As the Supreme Court determined last year, corporations are people, and people sort of suck. Thus, it’s not surprising to learn that although the U.S. economy currently has the same stability as an advanced game of Jenga, corporations are raking in sufficient profits to build and stock their own money bins. And like Scrooge McDuck’s shrine to capitalism, the impact on the economy is not especially positive.
According to this AP article, despite strong second quarter corporate earnings, job growth is “moving kind of slow at the Junction” and wages are as stagnant as the crowd at a Pat Boone concert.
Wages and salaries accounted for just 1 percent of economic growth in the first 18 months after economists declared that the recession had ended in June 2009, according to Sum and other Northeastern researchers.
In the same period after the 2001 recession, wages and salaries accounted for 15 percent. They were 50 percent after the 1991-92 recession and 25 percent after the 1981-82 recession.
Corporate profits, by contrast, accounted for an unprecedented 88 percent of economic growth during those first 18 months. That’s compared with 53 percent after the 2001 recession, nothing after the 1991-92 recession and 28 percent after the 1981-82 recession.
Yeah, that’s peculiar. However, there is some logic behind the discrepancy. Corporations, despite their growing coffers, aren’t hiring and they aren’t raising salaries because there’s no need to remain competitive in a job market where no one’s hiring.
I should clarify that many companies are adding jobs overseas. This is often referred to as “optimization,” which is more correctly called “exploitation.” U.S. workers want living wages and health insurance. That does not help the bottom line. But wouldn’t it be a grand show of patriotism to take a relative profit hit and keep those jobs in the states? Instead companies employ a strategy straight from the “Animal Farm Guide to Corporate Management.” The spin is that companies have no choice but to cut these jobs in order to remain viable. Your colleague lost his job but you got to keep yours, right? And that’s why we also can’t increase your salary even though rent and groceries have increased. This is all necessary so that Farmer Jones doesn’t come back.
Meanwhile, the remaining employees trudge on like Boxer, striving to “work harder.” This was discussed in a recent Morning Edition on NPR. Much of these corporate profits stem from “relentless cost cutting” and increased productivity (e.g. one worker doing the job of two while making the same as he did three years ago). Of course, this business model — crafted in the same section of hell that creates abusive spouses — only works as long as employees have no shelter elsewhere. And though there might be some sinister logic in increasing profits by curbing “discretionary spending” (corporate speak for basic, cost-of-living raises that simply ensure you are not effectively making less than you did last year), Vulcan philosophy appears to peter out at the C-level, as evidenced by CEO pay inceasing 24 percent in 2010.

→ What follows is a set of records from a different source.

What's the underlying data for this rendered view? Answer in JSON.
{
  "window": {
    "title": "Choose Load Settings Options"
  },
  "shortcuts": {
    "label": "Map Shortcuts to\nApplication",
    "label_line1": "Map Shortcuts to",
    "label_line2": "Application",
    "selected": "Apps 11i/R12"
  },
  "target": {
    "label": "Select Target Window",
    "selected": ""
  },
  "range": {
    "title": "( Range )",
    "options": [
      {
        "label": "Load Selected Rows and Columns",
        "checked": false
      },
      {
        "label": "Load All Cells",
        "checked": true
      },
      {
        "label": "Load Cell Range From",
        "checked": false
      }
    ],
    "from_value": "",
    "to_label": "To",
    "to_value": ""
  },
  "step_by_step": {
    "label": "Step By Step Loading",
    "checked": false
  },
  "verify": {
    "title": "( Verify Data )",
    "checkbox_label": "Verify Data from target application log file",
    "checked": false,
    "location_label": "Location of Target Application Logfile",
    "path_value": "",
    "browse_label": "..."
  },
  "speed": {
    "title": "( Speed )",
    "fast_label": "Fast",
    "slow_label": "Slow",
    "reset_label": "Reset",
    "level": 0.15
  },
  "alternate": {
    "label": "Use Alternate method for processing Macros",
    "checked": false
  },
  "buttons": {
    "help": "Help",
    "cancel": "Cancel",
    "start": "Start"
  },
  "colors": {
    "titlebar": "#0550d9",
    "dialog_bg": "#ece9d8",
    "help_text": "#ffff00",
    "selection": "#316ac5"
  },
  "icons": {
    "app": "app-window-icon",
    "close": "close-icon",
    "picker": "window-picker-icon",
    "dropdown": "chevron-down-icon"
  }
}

At Viacom, CEO Philippe Dauman got an impressive $84.5 million last year, or 1,990 times what the typical Viacom worker got. This assumes his workers make the $42,500 a year, on average, reported by the Bureau of Labor Statistics as the typical pay for employees in arts, design, entertainment, sports and media.
Dauman reduced Viacom’s workforce 7 percent (about 850 positions) in 2008. He did volunteer to not accept a pay increase in 2009, but he certainly made up for his year spent scavenging through trashcans and sleeping under the BQE by almost tripling his salary in 2010. Granted, that’s cigar-lighting money compared to what school teachers make, but it does seem a tad excessive for someone with a whopping 38 percent approval rating on Glassdoor.com. OK, I concede that this is based on only 13 reviewers but when you “optimize” your workforce, you also “optimize” your sample size.
You could take Dauman’s $50 million increase and give all 10,000 of his employees a $5,000 bonus (more than 10 percent of their estimated average salaries) or you could hire back the 850 employees he released (about $35 million) and still have a little more than $1,000 left for everyone (George W. Bush only sent me a check for $350 in 2001). Although “punishing” Dauman for his success this way would be quite a blow to the private jet and luxury yacht business, it would be a much-needed injection of cash into the gas, food, and lodging industries.
This is in itself pretty appalling but what’s worse is many of our elected officials would sacrifice your own children — certainly not theirs — on the altar of Baal to preserve tax cuts for people like Dauman, who by accepting such a salary adjustment demonstrated that either he can’t do math, in which case he shouldn’t even be a CEO, or that his soul evaporated around the same time as M. Night Shyamalan’s talent.